Cuando Lana termina su segunda bebida energética, asiente en silencio y se levanta, como si ya todo estuviera dicho. Ambas, como si siguiéramos un acuerdo tácito, nos dirigimos a nuestras habitaciones. La sigo, pero de repente, en la puerta, me detengo. Algo dentro de mí me impide dar el último paso. Solo me quedo ahí, mirando su espalda y esperando. Espero que se vuelva. Que al menos por un segundo fije su mirada en mí, como si algo importante hubiera quedado sin decir.
Estoy segura de que entre nosotras hay algo más que ser simples vecinas en esta extraña casa. Tal vez sea porque siento su sufrimiento tan intensamente, como si fuera el mío. Es como si el dolor que lleva consigo resonara dentro de mí, como un eco. Ella no muestra su vulnerabilidad, pero veo lo difícil que es para ella estar sola. Esa enfermedad, su cansancio, su lucha constante… ¿Acaso no está agotada? ¿No tiene miedo? No puede ser realmente tan fría. Solo ha aprendido a esconderlo tras una máscara.
¿Quizá somos más parecidas de lo que parece? Porque yo también tengo miedo. He intentado tantas veces huir de mi propio dolor, del miedo al mundo, de la soledad que me persigue. A ella también le debe dar miedo este mundo lleno de dolor y expectativas. Podría entenderla mejor que nadie. Podríamos ser algo más que simples conocidas en esta casa. Podríamos ser familia. Hermanas. No de sangre, pero sí por ese lazo invisible que ahora siento tan intensamente. Porque, en el fondo, ambas deseamos lo mismo: no estar solas nunca más.
¿Tal vez ella también lo siente? ¿Quizá ella también quiere que haya alguien a su lado que la entienda sin necesidad de palabras, alguien que no la juzgue por sus debilidades? Espero con todo mi corazón que también sienta esta conexión, pero tiene miedo de reconocerlo. Y si ahora se volviera, si me mirara, sabría que no me equivoqué, que ella también quiere estar más cerca.
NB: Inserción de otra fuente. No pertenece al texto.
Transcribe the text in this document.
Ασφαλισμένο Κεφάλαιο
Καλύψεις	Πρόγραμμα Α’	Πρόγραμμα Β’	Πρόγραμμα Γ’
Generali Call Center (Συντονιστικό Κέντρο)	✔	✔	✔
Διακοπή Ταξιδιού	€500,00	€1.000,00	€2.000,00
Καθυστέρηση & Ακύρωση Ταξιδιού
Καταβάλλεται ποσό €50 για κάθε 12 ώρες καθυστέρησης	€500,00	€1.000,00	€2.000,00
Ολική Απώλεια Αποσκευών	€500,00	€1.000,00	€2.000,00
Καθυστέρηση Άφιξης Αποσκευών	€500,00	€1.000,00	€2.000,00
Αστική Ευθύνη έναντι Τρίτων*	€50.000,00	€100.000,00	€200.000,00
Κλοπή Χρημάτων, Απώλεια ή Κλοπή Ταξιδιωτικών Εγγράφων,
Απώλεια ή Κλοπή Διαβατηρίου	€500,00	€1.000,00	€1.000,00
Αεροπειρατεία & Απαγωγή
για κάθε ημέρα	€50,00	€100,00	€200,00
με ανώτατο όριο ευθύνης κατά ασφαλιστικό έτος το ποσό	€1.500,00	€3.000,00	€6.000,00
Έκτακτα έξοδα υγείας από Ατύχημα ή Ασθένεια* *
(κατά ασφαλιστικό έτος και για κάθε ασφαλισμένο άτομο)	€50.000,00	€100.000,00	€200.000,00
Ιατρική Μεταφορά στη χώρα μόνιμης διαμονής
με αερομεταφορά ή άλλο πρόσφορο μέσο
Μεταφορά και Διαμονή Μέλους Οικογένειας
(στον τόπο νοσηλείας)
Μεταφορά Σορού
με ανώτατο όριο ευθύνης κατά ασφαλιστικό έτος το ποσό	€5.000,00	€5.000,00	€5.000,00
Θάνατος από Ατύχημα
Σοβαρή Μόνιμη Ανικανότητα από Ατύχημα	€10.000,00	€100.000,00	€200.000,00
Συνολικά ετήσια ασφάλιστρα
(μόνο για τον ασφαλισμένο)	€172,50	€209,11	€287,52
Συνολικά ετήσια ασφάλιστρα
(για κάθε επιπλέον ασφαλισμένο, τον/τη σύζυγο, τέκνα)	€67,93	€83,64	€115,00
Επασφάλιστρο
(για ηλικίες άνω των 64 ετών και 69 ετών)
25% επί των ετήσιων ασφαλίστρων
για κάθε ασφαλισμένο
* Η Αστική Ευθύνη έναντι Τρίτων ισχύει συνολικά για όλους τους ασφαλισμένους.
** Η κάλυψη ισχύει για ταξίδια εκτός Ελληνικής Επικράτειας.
Estoy esperando que, en cualquier momento, se detenga, gire la cabeza y… Pero no lo hace. Sus pasos se vuelven más suaves, y yo me quedo quieta, sintiendo cómo algo dentro de mí se rompe.
Eso es todo. Es el final. Otra vez me he quedado sola. Mi esperanza no era más que una fantasía. Quizá siempre he sido demasiado ingenua, demasiado dispuesta a ver en los demás lo que en realidad no sienten. Soñaba con que Lana podría ser alguien importante para mí. Pero parece que a ella no le importa. Ella puede con todo sola, no me necesita.
Quería con desesperación que al menos una vez se volviera, que me mirara a los ojos, para mostrarme que entre nosotras había algún tipo de conexión. Pero ahora entiendo que eso solo eran mis sueños, mis fantasías, y no tienen nada que ver con la realidad. Me quedo de pie, inmóvil en la puerta, sintiendo cómo las lágrimas se acumulan en mis ojos. Nada ha cambiado. Nadie me necesita.